Une longue observation de ce comportement, en divers lieux et dans des situations variées, mais notamment dans les transports en commun, permet d'arriver à une conclusion paradoxale : la poussette est une sorte d'équivalent féminin du molosse que se doit de posséder le néo-beauf affirmant par là une virilité qui, à défaut d'arme, se contente d'un chien. Les principes de brutalité, d'agressivité, de mépris des femmes qui marquent la conduite sociale de ces individus, dans l'archaïsme qui les caractérise, trouvent un équivalent de même ordre dans l'exhibition d'une féminité nécessairement accomplie dans la maternité.

La poussette est l'outil de cette affirmation, et il convient donc de le projeter à la face du monde, en faisant en sorte, plus prosaïquement, de gêner la plus grande quantité possible de ses concitoyens.

Plus question, ainsi, de la replier, alors même qu'elle est conçue pour ça, et surtout pas dans les endroits publics confinés, métro ou autobus : l'engin est suffisamment dissuasif pour, manié avec la pugnacité qui s'impose, faire le vide autour de lui. Mieux encore : une véritable course à l'armement est engagée, avec l'apparition récente de ces effrayants tricycles caparaçonnés de boudins protecteurs, vendus dans des magasins de sport et qui sont à la poussette banale ce que la Jeep Willis est à la 2 CV. J'attends avec impatience une évolution du modèle qui, comme les chars de combat du monde antique, sera muni de faux. Puisqu'on ne replie pas, il faut se faire aider pour descendre un escalier : réquisitionnons donc l'individu qui passe par là, et n'omettons pas de récriminer si jamais, manquant d'expérience dans le maniement de l'engin, il heurte une porte ou un mur.

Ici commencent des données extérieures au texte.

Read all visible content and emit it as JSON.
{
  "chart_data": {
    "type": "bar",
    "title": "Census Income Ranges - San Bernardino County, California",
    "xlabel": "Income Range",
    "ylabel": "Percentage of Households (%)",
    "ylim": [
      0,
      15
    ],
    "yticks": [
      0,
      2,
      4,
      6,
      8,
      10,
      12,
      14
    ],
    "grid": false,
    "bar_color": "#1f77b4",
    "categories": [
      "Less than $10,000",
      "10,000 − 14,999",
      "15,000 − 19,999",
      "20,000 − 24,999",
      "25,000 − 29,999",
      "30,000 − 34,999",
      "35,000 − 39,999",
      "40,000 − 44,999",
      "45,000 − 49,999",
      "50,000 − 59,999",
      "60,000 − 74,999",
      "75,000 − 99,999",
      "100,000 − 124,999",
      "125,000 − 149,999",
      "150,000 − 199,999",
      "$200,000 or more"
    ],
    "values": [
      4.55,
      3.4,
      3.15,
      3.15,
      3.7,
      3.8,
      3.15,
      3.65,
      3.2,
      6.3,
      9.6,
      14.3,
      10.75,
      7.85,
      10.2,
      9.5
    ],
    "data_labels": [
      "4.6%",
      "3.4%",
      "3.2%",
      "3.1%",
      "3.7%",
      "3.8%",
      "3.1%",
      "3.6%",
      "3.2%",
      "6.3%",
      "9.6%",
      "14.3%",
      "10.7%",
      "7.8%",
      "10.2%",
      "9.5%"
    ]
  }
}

Le célibataire ordinaire et décidé à le rester se trouve bien démuni face à une telle agressivité ; bien sûr, il peut toujours se venger en jouant aux auto-tamponneuses avec les chariots d'hypermarché, mais ce véhicule, bruyant, peu maniable et au rayon d'action strictement limité ne procure pas les mêmes satisfactions. Pire encore : que l'on se coince les doigts en essayant de replier le petit siège d'enfant dont ils sont désormais équipés, et l'on prendra conscience d'une amère vérité : ce siège, à l'évidence, il était resté ouvert exprès.